Malaysian Hospitality Sector Outlook in 2021
Almost half of the respondents remain positive about the hospitality sector outlook in the next 12 months with 45% feeling that the sector is on its way to recovery, albeit contingent on the progressive roll out of the vaccine and opening up of international travel restrictions.
The Malaysian government has provided wage subsidies to the hotel sector to cushion the impact of COVID-19, however the industry has put forward other ideas to assist the sector. These ideas include temporary reclassification of electricity tariffs, tax cuts and temporary moratorium on quit rent.
Judy Ong, Executive Director of Research & Consultancy, Knight Frank Malaysia, says, “However, with the country now under MCO 2.0 with exception of Sarawak following resurgence of COVID-19 cases, the road to recovery for the battered tourism industry will be long and hard. Government measures and incentives to support the industry may be too little and too late as we continue to hear of more hotels shutting down either temporarily or permanently.

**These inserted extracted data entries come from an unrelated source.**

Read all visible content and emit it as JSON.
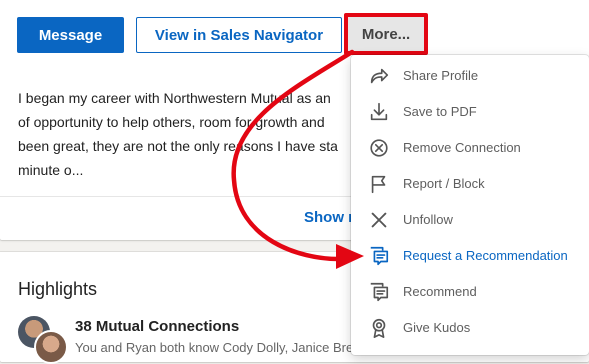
{
  "actions": {
    "message_label": "Message",
    "sales_navigator_label": "View in Sales Navigator",
    "more_label": "More..."
  },
  "about": {
    "text": "I began my career with Northwestern Mutual as an\nof opportunity to help others, room for growth and\nbeen great, they are not the only reasons I have sta\nminute o...",
    "show_more_label": "Show m"
  },
  "more_menu": {
    "items": [
      {
        "label": "Share Profile",
        "icon": "share-arrow-icon"
      },
      {
        "label": "Save to PDF",
        "icon": "download-icon"
      },
      {
        "label": "Remove Connection",
        "icon": "remove-circle-icon"
      },
      {
        "label": "Report / Block",
        "icon": "flag-icon"
      },
      {
        "label": "Unfollow",
        "icon": "x-icon"
      },
      {
        "label": "Request a Recommendation",
        "icon": "speech-bubble-icon"
      },
      {
        "label": "Recommend",
        "icon": "speech-bubble-icon"
      },
      {
        "label": "Give Kudos",
        "icon": "medal-icon"
      }
    ]
  },
  "highlights": {
    "title": "Highlights",
    "mutual_title": "38 Mutual Connections",
    "mutual_subtitle": "You and Ryan both know Cody Dolly, Janice Bre"
  },
  "colors": {
    "linkedin_blue": "#0a66c2",
    "annotation_red": "#e30613"
  }
}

“Hotels that are still in operations are aggressively promoting staycations and attractive ‘work from hotel’ packages as well as food delivery service to stay afloat and support employment.
Moving forward, once interstate travel is allowed, we believe that domestic tourism will lead the way to recovery supported by the recently launched National Tourism Policy 2020 – 2030, which aims to position the country as among the top ecotourism destinations.”